-Ronin, je souhaite m’entretenir avec Yui Valentine.
Derrière le comptoir, Valentine se retourne, une serviette à la main tout en continuant de sécher une tasse de thé. Il échange un bref regard dénué de sens néanmoins entendu avec Féa, son employé du salon, avant d’accueillir la femme qui vient de rentrer. Le salon de thé connaît une clientèle variée dont certaines visites sont devenues récurrentes au point de savoir qui est là avant même qu’on se présente au comptoir.
Aujourd’hui, c’est la voix de Sonoko, cette femme de la haute bourgeoisie nippone qui vient fréquenter le salon de thé pour tremper ses lèvres dans les paroles de cet homme, qui de toute évidence l’attire, sans qu’elle ne se le cache. A cet effet, elle s’est appropriée très rapidement son environnement jusqu’à appeler les employés de la maison par le surnom que leur donne Valentine.
Inscrite dans l’aristocratie du pays, Mademoiselle -elle n’aime pas Madame – Sonoko est une femme qui s’ennuie fermement de son mari, un pilote de ligne civil plus souvent dans les airs et ailleurs plutôt qu’à ses côtés. Et plutôt que d’aller jouer au golf avec ses amies, elle a décidé de jeter son dévolu sur ce modeste salon de thé depuis quelques mois. Et puis avant cela, sur Valentine lors de sa convalescence, après son accident.
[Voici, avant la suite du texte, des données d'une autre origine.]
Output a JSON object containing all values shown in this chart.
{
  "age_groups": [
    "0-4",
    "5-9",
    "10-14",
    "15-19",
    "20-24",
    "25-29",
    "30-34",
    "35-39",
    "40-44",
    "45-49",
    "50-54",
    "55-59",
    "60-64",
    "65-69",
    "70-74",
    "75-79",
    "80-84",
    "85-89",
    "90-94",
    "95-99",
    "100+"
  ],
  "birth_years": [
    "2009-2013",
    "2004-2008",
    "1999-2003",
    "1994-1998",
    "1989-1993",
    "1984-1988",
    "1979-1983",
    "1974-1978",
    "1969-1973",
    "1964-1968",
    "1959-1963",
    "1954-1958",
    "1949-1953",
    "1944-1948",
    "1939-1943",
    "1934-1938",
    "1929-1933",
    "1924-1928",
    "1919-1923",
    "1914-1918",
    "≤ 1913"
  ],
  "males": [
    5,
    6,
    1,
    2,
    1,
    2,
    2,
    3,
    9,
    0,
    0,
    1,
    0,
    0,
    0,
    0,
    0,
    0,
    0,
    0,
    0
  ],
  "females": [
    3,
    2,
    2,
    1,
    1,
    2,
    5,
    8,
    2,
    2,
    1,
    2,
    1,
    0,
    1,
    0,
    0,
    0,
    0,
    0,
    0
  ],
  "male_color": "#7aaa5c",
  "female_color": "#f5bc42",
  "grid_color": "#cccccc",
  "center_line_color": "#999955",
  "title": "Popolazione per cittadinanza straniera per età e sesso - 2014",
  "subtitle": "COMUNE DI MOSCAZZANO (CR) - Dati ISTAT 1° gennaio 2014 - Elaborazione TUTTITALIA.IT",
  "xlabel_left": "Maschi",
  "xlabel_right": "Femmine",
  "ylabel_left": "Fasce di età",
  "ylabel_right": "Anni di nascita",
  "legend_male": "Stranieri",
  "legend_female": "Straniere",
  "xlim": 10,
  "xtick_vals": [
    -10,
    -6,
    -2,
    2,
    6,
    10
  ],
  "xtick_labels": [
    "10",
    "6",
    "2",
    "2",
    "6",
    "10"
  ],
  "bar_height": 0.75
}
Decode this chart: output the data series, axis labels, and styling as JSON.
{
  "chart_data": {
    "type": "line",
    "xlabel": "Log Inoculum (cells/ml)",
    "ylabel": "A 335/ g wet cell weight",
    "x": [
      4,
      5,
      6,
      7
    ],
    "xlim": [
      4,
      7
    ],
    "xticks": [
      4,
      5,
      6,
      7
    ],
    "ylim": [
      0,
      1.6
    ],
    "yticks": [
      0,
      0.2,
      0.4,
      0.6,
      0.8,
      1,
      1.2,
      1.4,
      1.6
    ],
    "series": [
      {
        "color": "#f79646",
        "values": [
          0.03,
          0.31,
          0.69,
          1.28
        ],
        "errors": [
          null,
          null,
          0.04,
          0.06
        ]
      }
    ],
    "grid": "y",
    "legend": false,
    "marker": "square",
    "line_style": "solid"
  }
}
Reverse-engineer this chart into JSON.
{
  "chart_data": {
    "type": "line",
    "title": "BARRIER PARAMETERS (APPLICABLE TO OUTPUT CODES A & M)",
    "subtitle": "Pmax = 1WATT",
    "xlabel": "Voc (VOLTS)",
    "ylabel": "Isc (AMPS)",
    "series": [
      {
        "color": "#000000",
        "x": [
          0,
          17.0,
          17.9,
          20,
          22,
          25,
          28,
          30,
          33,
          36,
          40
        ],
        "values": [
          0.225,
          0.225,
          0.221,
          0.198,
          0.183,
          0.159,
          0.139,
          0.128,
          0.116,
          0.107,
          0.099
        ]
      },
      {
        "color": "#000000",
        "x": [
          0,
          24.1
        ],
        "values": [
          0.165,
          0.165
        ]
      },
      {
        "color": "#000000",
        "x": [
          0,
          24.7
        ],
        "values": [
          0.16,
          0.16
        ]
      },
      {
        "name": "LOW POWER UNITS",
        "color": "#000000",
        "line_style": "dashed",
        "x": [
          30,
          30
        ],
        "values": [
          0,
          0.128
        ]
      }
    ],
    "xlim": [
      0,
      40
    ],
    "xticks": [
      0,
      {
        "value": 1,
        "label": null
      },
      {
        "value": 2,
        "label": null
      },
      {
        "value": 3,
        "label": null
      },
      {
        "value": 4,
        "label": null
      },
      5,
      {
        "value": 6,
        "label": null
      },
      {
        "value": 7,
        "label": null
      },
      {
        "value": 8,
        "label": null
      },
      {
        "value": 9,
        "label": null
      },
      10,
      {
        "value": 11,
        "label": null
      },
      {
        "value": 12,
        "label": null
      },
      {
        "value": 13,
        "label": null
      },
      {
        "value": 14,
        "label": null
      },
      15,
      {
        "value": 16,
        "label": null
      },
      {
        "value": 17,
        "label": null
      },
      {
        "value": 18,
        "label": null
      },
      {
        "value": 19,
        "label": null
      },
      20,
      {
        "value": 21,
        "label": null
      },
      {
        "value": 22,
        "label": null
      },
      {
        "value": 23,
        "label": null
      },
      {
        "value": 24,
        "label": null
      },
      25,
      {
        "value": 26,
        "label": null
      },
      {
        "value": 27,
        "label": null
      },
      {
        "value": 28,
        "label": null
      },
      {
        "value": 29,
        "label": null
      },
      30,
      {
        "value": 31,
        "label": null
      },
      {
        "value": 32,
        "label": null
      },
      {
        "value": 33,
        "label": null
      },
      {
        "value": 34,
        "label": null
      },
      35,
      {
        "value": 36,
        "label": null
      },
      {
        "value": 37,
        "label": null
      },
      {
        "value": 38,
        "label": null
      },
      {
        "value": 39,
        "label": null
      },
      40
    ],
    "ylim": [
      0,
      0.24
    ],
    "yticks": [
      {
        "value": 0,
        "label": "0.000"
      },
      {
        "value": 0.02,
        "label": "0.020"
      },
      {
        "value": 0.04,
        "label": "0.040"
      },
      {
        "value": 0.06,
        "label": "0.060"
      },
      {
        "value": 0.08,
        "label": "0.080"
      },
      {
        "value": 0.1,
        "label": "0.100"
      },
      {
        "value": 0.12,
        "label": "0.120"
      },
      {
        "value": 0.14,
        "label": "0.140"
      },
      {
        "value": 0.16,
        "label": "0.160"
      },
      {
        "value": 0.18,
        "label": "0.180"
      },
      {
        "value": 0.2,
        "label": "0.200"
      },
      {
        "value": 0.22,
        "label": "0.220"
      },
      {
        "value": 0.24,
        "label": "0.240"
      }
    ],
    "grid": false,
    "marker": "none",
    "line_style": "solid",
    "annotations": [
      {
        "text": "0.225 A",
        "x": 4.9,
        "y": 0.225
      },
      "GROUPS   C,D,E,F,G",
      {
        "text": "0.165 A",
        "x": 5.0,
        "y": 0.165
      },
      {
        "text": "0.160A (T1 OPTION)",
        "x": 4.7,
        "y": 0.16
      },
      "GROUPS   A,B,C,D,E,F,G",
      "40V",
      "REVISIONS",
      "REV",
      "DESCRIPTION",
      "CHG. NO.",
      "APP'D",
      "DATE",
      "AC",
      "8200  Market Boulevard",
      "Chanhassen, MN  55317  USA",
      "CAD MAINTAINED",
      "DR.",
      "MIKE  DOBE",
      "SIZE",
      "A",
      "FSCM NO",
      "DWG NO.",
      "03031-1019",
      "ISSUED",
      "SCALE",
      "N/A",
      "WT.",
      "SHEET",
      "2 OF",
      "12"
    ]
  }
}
-Bonjour mademoiselle. Prenez la table qu’il vous plaira, invite calmement Valentine alors qu’il sait déjà qu’elle va encore choisir la table qu’elle emprunte toujours, là bas, dans le coin, contre la fenêtre.
Mademoiselle Sonoko boit du thé rooibos, ou du thé oolong, c’est selon. Et Yui pourrait presque prédire son humeur du moment en fonction de son choix. Aujourd’hui encore, la grande dame porte ces lèvres carmins, en plus de son allure extrêmement droite sous sa robe aux tissus et finitions nobles.
– Laissez-moi vous surprendre aujourd’hui et vous proposer du thé Sencha.
La théière se met à vapoter tandis que flotte dans les airs, ce parfum d’élucubrations infusées.
***
-Vous me paraissez bien allègre, Valentine.
-Et vous avez raison, répond sobrement Yui alors qu’un mince sourire étire ses lèvres fines.
Sonoko lève les yeux et contemple cet homme dont le cœur a toujours été pris depuis qu’elle le connaît. Le gris étrange que lui offre son regard la trouble un instant alors qu’il la contemple passivement en retour. Sonoko apprécie son teint blafard de malade, son air distant et posé, son calme derrière ses pensées torturées, ses mouvements soigneusement maîtrisés. Elle apprécie la confiance qu’il dégage de lui même, ses cheveux blonds trop clairs qui virent délicatement au blanc. Mais son penchant par dessus tout, est sa capacité à rendre leur temps élastique à chaque fois qu’elle le retrouve.
-Allez-vous me dire ce qui vous enchante autant ?
Un silence passe, flottement hasardeux pendant lequel Yui regarde la rue derrière la baie vitrée de son salon. Il a parfaitement conscience que Sonoko veut savoir et doit savoir.
-Et bien…, commence t-il doucement, je songe à la manière dont je souhaiterais demander à une femme si elle accepterait que ma métaphysique reste à ses côtés et l’accompagne pour les années à venir.
Le cœur de Sonoko frémit. Elle prend une délicate gorgée de thé, ferme les yeux puis émet un sourire bienfaisant.
-Puisse votre demande être entendue, je ne vous souhaite que le meilleur…, elle soupire et ajoute, -Cammy Logan brise mes idylles. Décidément…
Yui Valentine sourit et lui sert le thé sans mot dire. Le silence, en guise de réponse.